MCLAPPLY_RATIOS = function(QUERY1, QUERY2, class_fuzz = 'FuzzMatcher', method_fuzz = 'QRATIO', threads = 1, ...) {

  init <- eval(parse(text = paste0(class_fuzz, '$new()')))

  METHOD = paste0('init$', method_fuzz)

  if (threads == 1) {

    res_qrat = lapply(1:length(QUERY1), function(x) do.call(eval(parse(text = METHOD)), list(QUERY1[[x]], QUERY2[[x]], ...)))}

  else {

    res_qrat = parallel::mclapply(1:length(QUERY1), function(x) do.call(eval(parse(text = METHOD)), list(QUERY1[[x]], QUERY2[[x]], ...)), 
    
                                  mc.cores = threads)
  }

  return(res_qrat)
}



query1 = c('word1', 'word2', 'word3')

query2 = c('similarword1', 'similar_word2', 'similarwor')

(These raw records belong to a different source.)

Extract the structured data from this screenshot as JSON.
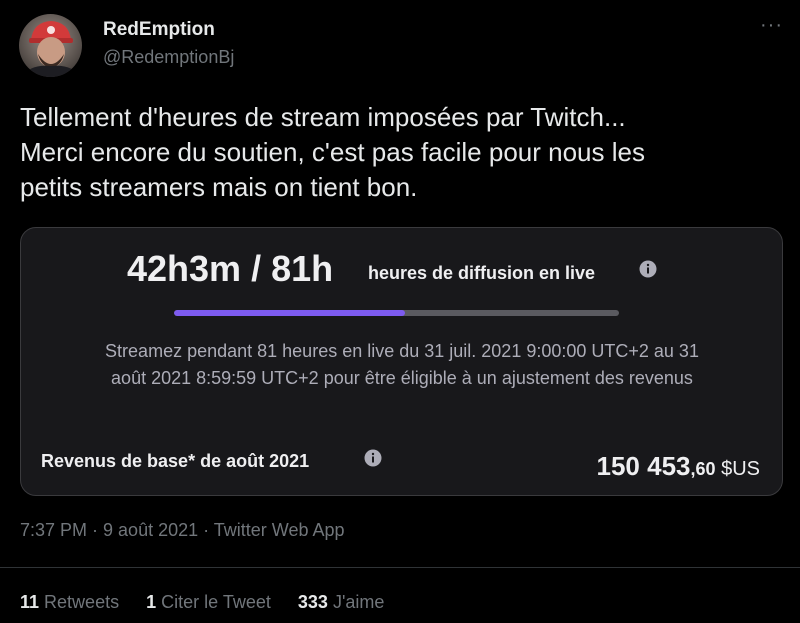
{
  "author": {
    "display_name": "RedEmption",
    "handle": "@RedemptionBj"
  },
  "menu_icon": "more-horizontal-icon",
  "tweet_text": {
    "line1": "Tellement d'heures de stream imposées par Twitch...",
    "line2": "Merci encore du soutien, c'est pas facile pour nous les",
    "line3": "petits streamers mais on tient bon."
  },
  "card": {
    "hours_progress": "42h3m / 81h",
    "hours_label": "heures de diffusion en live",
    "progress_fraction": 0.52,
    "description_line1": "Streamez pendant 81 heures en live du 31 juil. 2021 9:00:00 UTC+2 au 31",
    "description_line2": "août 2021 8:59:59 UTC+2 pour être éligible à un ajustement des revenus",
    "revenue_label": "Revenus de base* de août 2021",
    "revenue_integer": "150 453",
    "revenue_decimal": ",60",
    "revenue_currency": " $US",
    "info_icon": "info-icon",
    "accent_color": "#7d5bf0"
  },
  "meta": "7:37 PM · 9 août 2021 · Twitter Web App",
  "stats": {
    "retweets_count": "11",
    "retweets_label": "Retweets",
    "quotes_count": "1",
    "quotes_label": "Citer le Tweet",
    "likes_count": "333",
    "likes_label": "J'aime"
  }
}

quer_res = MCLAPPLY_RATIOS(query1, query2, class_fuzz = 'FuzzMatcher', method_fuzz = 'QRATIO', threads = 1)

unlist(quer_res)


# example output

[1] 59 56 40



reticulate package


My personal opinion is that the newly released reticulate package is good news (for all R-users with minimal knowledge of python) and bad news (for package maintainers whose packages do not cover the full spectrum of a subject in comparison to an existing python library) at the same time. I’ll explain this in the following two examples.


As an R user I’d always like to have a truncated svd function similar to the one of the sklearn python library. So, now in R using the reticulate package and the mnist data set one can do,



reticulate::py_module_available('sklearn')       # check that 'sklearn' is available in your OS

[1] TRUE


dim(mnist)                # after downloading and opening the data from the previous link

70000   785


mnist = as.matrix(mnist)                                  # convert to matrix

trunc_SVD = reticulate::import('sklearn.decomposition')

res_svd = trunc_SVD$TruncatedSVD(n_components = 100L, n_iter = 5L, random_state = 1L)

res_svd$fit(mnist)

# TruncatedSVD(algorithm='randomized', n_components=100, n_iter=5,
#       random_state=1, tol=0.0)
       

out_svd = res_svd$transform(mnist)

str(out_svd)

# num [1:70000, 1:100] 1752 1908 2289 2237 2236 ...


class(out_svd)

# [1] "matrix"


to receive the desired output ( a matrix with 70000 rows and 100 columns (components) ).


As a package maintainer, I do receive from time to time e-mails from users of my packages. In one of them a user asked me if the hog function of the OpenImageR package is capable of plotting the hog features. Actually not, but now an R-user can, for instance, use the scikit-image python library to plot the hog-features using the following code chunk,



reticulate::py_module_available("skimage")             # check that 'sklearn' is available in your OS

# [1] TRUE


feat <- reticulate::import("skimage.feature")        # import module

data_sk <- reticulate::import("skimage.data")        # import data

color <- reticulate::import("skimage.color")         # import module to plot    

tmp_im = data_sk$astronaut()                         # import specific image data ('astronaut')

dim(tmp_im)

# [1] 512 512   3


image = color$rgb2gray(tmp_im)                       # convert to gray

dim(image)

# [1] 512 512


res = feat$hog(image, orientations = 8L, pixels_per_cell = c(16L, 16L), cells_per_block = c(1L, 1L), visualise=T)

str(res)

# List of 2
#  $ : num [1:8192(1d)] 1.34e-04 1.53e-04 6.68e-05 9.19e-05 7.93e-05 ...
#  $ : num [1:512, 1:512] 0 0 0 0 0 0 0 0 0 0 ...


OpenImageR::imageShow(res[[2]])       # using the OpenImageR to plot the data


Alt text


As a final word, I think that the reticulate package, although not that popular yet, it will make a difference in the R-community.


The README.md file of the fuzzywuzzyR package includes the SystemRequirements and detailed installation instructions for each OS.